Os problemas nos trens nao foram resolvidos nem a distância entre as partidas. Ao contrário, se agravaram. O único investimento que está sendo feito é nos bolsos de meia dúzia de empresários do consórcio SuperVia. O consórcio tem a concessão do transporte ferroviário até 2023, podendo renovar até 2058.
Não seria de se duvidar, inclusive, que os funcionários recebam treinamento para fazer caber gente de qualquer forma nos trens. É a lógica de “nenhum usuário a menos de lucro”.

As privatizações só trouxeram insegurança, aperto e atrasos para a vida dos trabalhadores. Para os empresários, lucros e mais lucros. Por isso, é preciso reestatizar, sem indenização e em todo o país, as empresas de transporte público. Só assim, sob controle dos trabalhadores, será possível ter um serviço de qualidade e barato.

Revolta na estação das barcas
Diego Cruz, da redação

No dia 8 de abril, cerca de duas mil pessoas presenciaram o colapso das barcas que ligam o Rio de Janeiro a Niterói e Paquetá. Longas filas se estendiam, fazendo com os passageiros tivessem de esperar até uma hora para embarcar. “Era isso ou aguentar até três horas no engarrafamento da ponte”, diz Pedro Leite, 26, que acompanhou o sufoco. Passageiros passaram mal.

“Pula, Pula”, começou o coro perto das catracas. A revolta começou. “Lá de fora, vi um banco de madeira sendo arrancado e voando pelo ar”, conta Pedro. O banco, assim como pedras e objetos, foi lançado contra o vidro que separa a área de embarque e que só é aberto quando uma embarcação está pronta para sair.

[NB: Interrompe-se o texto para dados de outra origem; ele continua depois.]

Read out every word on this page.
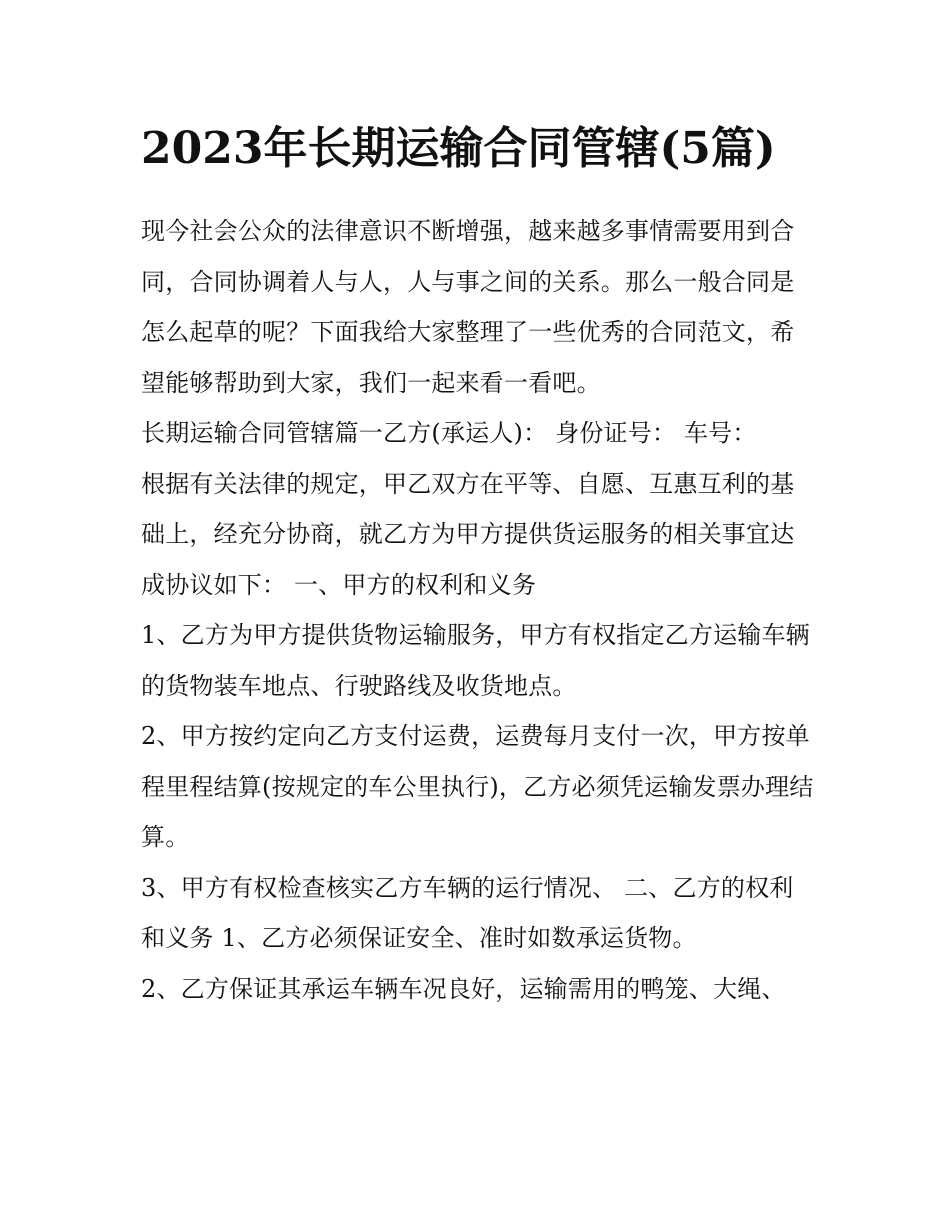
2023年长期运输合同管辖(5篇)

现今社会公众的法律意识不断增强，越来越多事情需要用到合同，合同协调着人与人，人与事之间的关系。那么一般合同是怎么起草的呢？下面我给大家整理了一些优秀的合同范文，希望能够帮助到大家，我们一起来看一看吧。

长期运输合同管辖篇一乙方(承运人)： 身份证号： 车号：

根据有关法律的规定，甲乙双方在平等、自愿、互惠互利的基础上，经充分协商，就乙方为甲方提供货运服务的相关事宜达成协议如下： 一、甲方的权利和义务

1、乙方为甲方提供货物运输服务，甲方有权指定乙方运输车辆的货物装车地点、行驶路线及收货地点。

2、甲方按约定向乙方支付运费，运费每月支付一次，甲方按单程里程结算(按规定的车公里执行)，乙方必须凭运输发票办理结算。

3、甲方有权检查核实乙方车辆的运行情况、 二、乙方的权利和义务 1、乙方必须保证安全、准时如数承运货物。

2、乙方保证其承运车辆车况良好，运输需用的鸭笼、大绳、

As catracas foram bloqueadas, e a população espremida invadiu o terminal. Uma barca que chegava com passageiros de Niterói simplesmente não atracou. A PM interveio com violência, jogando spray de pimenta e lançando cachorros contra a população. Diante da repressão, os manifestantes protestaram: “a PM é a vergonha do Brasil”.

Privatização no centro do problema
Milhares de pessoas passam pelas barcas diariamente. Administrada pela concessionária privada Barcas S/A, o serviço está cada vez mais precário. As vítimas desse sistema privatizado são, como sempre, os trabalhadores.

As promessas realizadas na época da privatização não foram cumpridas. A barca da madrugada foi interrompida por vários anos. Retornou com um intervalo maior e foi interrompida novamente, substituída pelos ônibus.
Os trabalhadores são obrigados a se submeter diariamente às precárias condições do transporte ao trabalho, uma espécie de navio negreiro moderno.